Another percussionist slipped up, playing a full measure prematurely _ and loudly.
Not good. But no one fell over backward.
Hansen remains optimistic: "We've had better performances, but we did okay."
Sammy Portalatin Sr., the band chaperone, breaks the news: One of the two buses broke down with a bad starter.
They'll be running late for Stone Mountain.
The kids kill time shushing each other and chasing shadows.
April 24, 11:08 a.m.
The buses finally arrive, and the musicians load their instruments and climb aboard.
They might be thinking about lunch. Or even a little about Stone Mountain.
However, they probably are like Shaun Jones and Walter Hansen _ dwelling on the performances and wondering how they fared with the judges.

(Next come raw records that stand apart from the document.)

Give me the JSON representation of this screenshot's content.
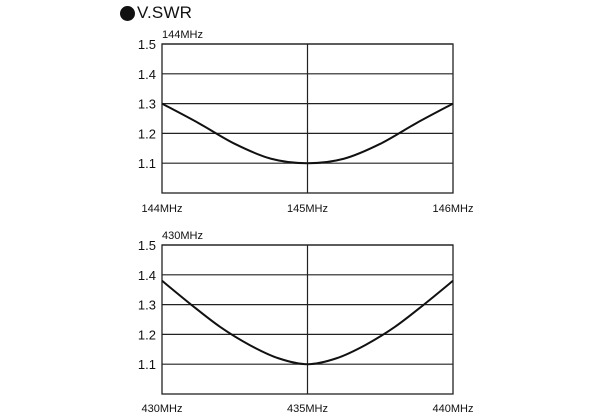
{
  "header": {
    "title": "V.SWR",
    "bullet_icon": "filled-circle-icon"
  },
  "style": {
    "ink": "#111111",
    "grid": "#222222",
    "background": "#ffffff"
  },
  "chart_data": [
    {
      "type": "line",
      "corner_label": "144MHz",
      "x_ticks": [
        {
          "value": 144,
          "label": "144MHz"
        },
        {
          "value": 145,
          "label": "145MHz"
        },
        {
          "value": 146,
          "label": "146MHz"
        }
      ],
      "xlim": [
        144,
        146
      ],
      "ylim": [
        1.0,
        1.5
      ],
      "y_ticks": [
        "1.1",
        "1.2",
        "1.3",
        "1.4",
        "1.5"
      ],
      "grid": true,
      "series": [
        {
          "x": [
            144.0,
            144.25,
            144.5,
            144.75,
            145.0,
            145.25,
            145.5,
            145.75,
            146.0
          ],
          "values": [
            1.3,
            1.235,
            1.165,
            1.115,
            1.1,
            1.115,
            1.165,
            1.235,
            1.3
          ]
        }
      ]
    },
    {
      "type": "line",
      "corner_label": "430MHz",
      "x_ticks": [
        {
          "value": 430,
          "label": "430MHz"
        },
        {
          "value": 435,
          "label": "435MHz"
        },
        {
          "value": 440,
          "label": "440MHz"
        }
      ],
      "xlim": [
        430,
        440
      ],
      "ylim": [
        1.0,
        1.5
      ],
      "y_ticks": [
        "1.1",
        "1.2",
        "1.3",
        "1.4",
        "1.5"
      ],
      "grid": true,
      "series": [
        {
          "x": [
            430.0,
            431.0,
            432.0,
            433.0,
            434.0,
            435.0,
            436.0,
            437.0,
            438.0,
            439.0,
            440.0
          ],
          "values": [
            1.38,
            1.3,
            1.225,
            1.165,
            1.12,
            1.1,
            1.12,
            1.165,
            1.225,
            1.3,
            1.38
          ]
        }
      ]
    }
  ]
}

The second bus' engine rumbles as Hansen climbs aboard with more news.
He has some results.
"We had some tough judges," he says. "Jazz band, we know whatever we did onstage with East Side Drive, we could have done better. Overall, they thought you guys did a good job. Mantika kicked. The judges liked it and had a lot of nice things to say about it.
"Now, symphonic band, I know someone came in early on percussion, but our balance and blend was terrific. Everything went so much better than it had in the past. The judges gave us superior marks."
That brings cheers and applause to the previously subdued passengers.
Hansen smiles. "You have a lot to be proud of."
Last Thursday, it was business as usual for Land O'Lakes band members.
Back to the normal grind of crowded buses and classes. Squeezing through the throngs between periods. Playing music in the just-fine gymnasium. Catching up on sleep and homework. Cramming for tests.
At the regional competition in Atlanta, they finished third overall _ a strong showing.
Neither bus broke down on the way home.
"The kids were ecstatic," Hansen said. "The band did great. Everything went really smooth and they had a great time."